Man of Steel avait donné le ton, quitte à s’attirer les foudres de bon nombre. Batman V Superman n’a fait qu’enfoncer le clou. Si Ben Affleck était l’homme à abattre lors de son officialisation dans le rôle de Bruce Wayne, Snyder est devenu l’homme à détester. Il faut dire que le réalisateur ne fait pas les choses à moitié. L’univers de son récit sera excessivement sombre, une manière comme une autre de se détacher pleinement de ce que fait la concurrence. Le récit sera biblique. Superman sera un dieu, un messie à craindre tant la proportion de ses pouvoirs est sans équivalent. Batman sera le porte-parole pessimiste de l’humanité, un justicier au-dessus des lois, rongé par des années de lutte contre « des monstres déguisés en clown ». La démesure de Snyder n’est plus seulement visuelle : elle est désormais symbolique. Le résultat, c’est un tapage incessant allégorique, peu subtil, comme si le spectateur était incapable de saisir par lui-même les enjeux de la présence d’un être comme Superman sur terre. Les premières minutes sont prometteuses, mais très rapidement, le film se perd dans une intrigue inutilement mal ficelée. Batman V Superman est un puzzle chaotique qu’il convient de reconstruire. Il y a fort à parier qu’une version Director’s Cut permettrait de remettre de l’ordre dans une histoire qui n’avait pourtant rien de compliqué. Ce qu’elle ne parviendra pas à corriger par contre, c’est cette tension qui monte crescendo et qui se dégonfle à chaque climax. Elle ne parviendra pas non plus à corriger Jesse Eisenberg, qui campe un Lex Luthor moderne, trop excessif pour être totalement craint. Et ce qu’elle ne pourra jamais effacer, ce sont ces ficelles trop grosses qui rythment la dispute, la réconciliation et (spoiler) l’alliance finale et attendue entre Batman et Superman.

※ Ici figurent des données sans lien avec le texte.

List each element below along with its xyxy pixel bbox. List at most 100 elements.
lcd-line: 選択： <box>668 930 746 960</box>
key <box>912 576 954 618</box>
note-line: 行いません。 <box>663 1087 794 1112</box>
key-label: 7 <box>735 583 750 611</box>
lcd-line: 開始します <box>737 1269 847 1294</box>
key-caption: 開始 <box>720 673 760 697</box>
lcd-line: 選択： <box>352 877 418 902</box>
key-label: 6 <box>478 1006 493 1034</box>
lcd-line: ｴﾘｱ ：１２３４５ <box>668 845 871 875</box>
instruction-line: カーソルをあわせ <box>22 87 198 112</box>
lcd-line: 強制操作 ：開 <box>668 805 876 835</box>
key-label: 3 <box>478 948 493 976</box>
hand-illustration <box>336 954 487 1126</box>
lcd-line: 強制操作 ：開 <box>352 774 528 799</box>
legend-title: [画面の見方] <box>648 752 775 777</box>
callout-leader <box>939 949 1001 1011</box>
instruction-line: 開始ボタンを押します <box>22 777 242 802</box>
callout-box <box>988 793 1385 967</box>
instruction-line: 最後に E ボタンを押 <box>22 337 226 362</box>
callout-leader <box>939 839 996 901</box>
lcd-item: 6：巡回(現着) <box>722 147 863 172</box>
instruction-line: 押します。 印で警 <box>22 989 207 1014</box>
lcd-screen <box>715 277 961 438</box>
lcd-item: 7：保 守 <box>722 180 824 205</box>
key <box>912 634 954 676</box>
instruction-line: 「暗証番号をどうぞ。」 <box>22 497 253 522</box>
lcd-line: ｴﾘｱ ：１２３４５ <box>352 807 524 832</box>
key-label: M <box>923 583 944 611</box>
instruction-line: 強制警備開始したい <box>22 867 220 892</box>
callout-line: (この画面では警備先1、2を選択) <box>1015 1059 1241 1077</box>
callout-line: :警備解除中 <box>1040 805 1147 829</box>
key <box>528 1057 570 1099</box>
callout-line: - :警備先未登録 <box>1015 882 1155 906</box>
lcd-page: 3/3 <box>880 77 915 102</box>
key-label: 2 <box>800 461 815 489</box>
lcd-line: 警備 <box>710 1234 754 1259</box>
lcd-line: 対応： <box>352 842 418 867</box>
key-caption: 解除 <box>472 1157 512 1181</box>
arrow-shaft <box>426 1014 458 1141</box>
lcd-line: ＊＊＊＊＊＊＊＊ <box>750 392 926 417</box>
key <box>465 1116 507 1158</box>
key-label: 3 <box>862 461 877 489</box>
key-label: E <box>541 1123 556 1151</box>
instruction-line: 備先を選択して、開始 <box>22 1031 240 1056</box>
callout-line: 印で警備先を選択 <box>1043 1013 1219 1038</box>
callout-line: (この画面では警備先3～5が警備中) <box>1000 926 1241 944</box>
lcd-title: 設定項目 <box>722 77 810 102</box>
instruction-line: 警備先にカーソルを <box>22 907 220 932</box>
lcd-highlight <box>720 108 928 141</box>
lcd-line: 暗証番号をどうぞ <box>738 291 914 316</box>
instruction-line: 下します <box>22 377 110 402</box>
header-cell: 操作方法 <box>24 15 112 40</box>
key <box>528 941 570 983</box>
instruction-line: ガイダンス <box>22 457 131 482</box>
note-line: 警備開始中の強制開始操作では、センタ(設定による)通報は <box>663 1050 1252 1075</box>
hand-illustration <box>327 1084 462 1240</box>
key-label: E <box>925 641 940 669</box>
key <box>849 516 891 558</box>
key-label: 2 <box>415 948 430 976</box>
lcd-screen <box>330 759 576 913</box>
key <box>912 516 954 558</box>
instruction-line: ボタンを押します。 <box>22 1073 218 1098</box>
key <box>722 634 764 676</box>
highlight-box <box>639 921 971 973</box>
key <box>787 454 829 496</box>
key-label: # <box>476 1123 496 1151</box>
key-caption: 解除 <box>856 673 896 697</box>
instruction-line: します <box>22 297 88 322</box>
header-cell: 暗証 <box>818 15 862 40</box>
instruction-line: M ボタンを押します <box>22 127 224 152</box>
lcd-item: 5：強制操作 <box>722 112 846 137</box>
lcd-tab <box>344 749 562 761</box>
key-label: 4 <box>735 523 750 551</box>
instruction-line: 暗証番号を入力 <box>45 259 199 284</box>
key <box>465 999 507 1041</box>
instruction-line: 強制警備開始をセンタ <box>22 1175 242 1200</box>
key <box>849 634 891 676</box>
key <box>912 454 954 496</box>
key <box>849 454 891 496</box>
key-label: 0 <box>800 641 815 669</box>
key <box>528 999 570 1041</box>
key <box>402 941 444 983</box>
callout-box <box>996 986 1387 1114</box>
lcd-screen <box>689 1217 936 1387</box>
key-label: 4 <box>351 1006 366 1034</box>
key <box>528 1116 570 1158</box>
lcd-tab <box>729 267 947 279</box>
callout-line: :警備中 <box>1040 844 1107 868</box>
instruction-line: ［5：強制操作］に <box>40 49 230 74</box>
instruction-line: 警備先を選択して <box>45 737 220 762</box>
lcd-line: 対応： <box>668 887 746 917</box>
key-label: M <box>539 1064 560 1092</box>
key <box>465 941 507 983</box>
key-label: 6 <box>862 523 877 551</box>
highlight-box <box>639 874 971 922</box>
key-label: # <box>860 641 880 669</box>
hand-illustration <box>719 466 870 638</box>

Il est évident que Snyder n’avait pas autant d’emprise sur son film qu’il laissait paraître. En témoignent deux séquences grotesques, décousues, qui posent les galons de la Justice League avec les apparitions de The Flash, Aquaman et Cyborg. Deux séquences qui se retrouvent en plein milieu du film et qui trahissent la panique à bord qui règne chez DC Comics et Warner Bros. En précipitant les choses de peur d’être dépassé, Batman V Superman s’enfonce un peu plus dans sa grossièreté. Pour autant, tout n’est pas à brûler, à commencer par le Batman qu’interprète Ben Affleck. Dès le début du film, l’acteur joue justement sa partition, sans en faire trop, peut-être même pas assez. Il aurait sûrement été plus judicieux de lui consacrer directement un long métrage, plutôt que de le confronter à une force équivalente à la sienne qui pèse sur le film. La présence de Wonder Woman était dispensable, mais il faut bien avouer que Gal Gadot s’avère tout à fait convaincante dans son rôle. Il reste quelques trouvailles de réalisation qui ne mettront personne d’accord puisque Snyder est un réalisateur clivant, autant adulé que détesté. Le monde s’accordera à dire néanmoins que le combat contre Doomsday est aussi brouillon que le film, même s’il reste une bonne part de satisfaction à voir Batman, Superman et Wonder Woman combattre côte à côte. L’avenir est un peu plus sombre pour DC Comics. Pourtant, il reste encore quelques lueurs d’espoir. Avec Suicide Squad et Wonder Woman, l’éditeur pourrait commencer à reconquérir le cœur des critiques et des amateurs du genre. En attendant de voir ce que donnera la première partie de la Justice League, réalisée elle aussi par Snyder, dont les épaules doivent être désormais excessivement lourdes.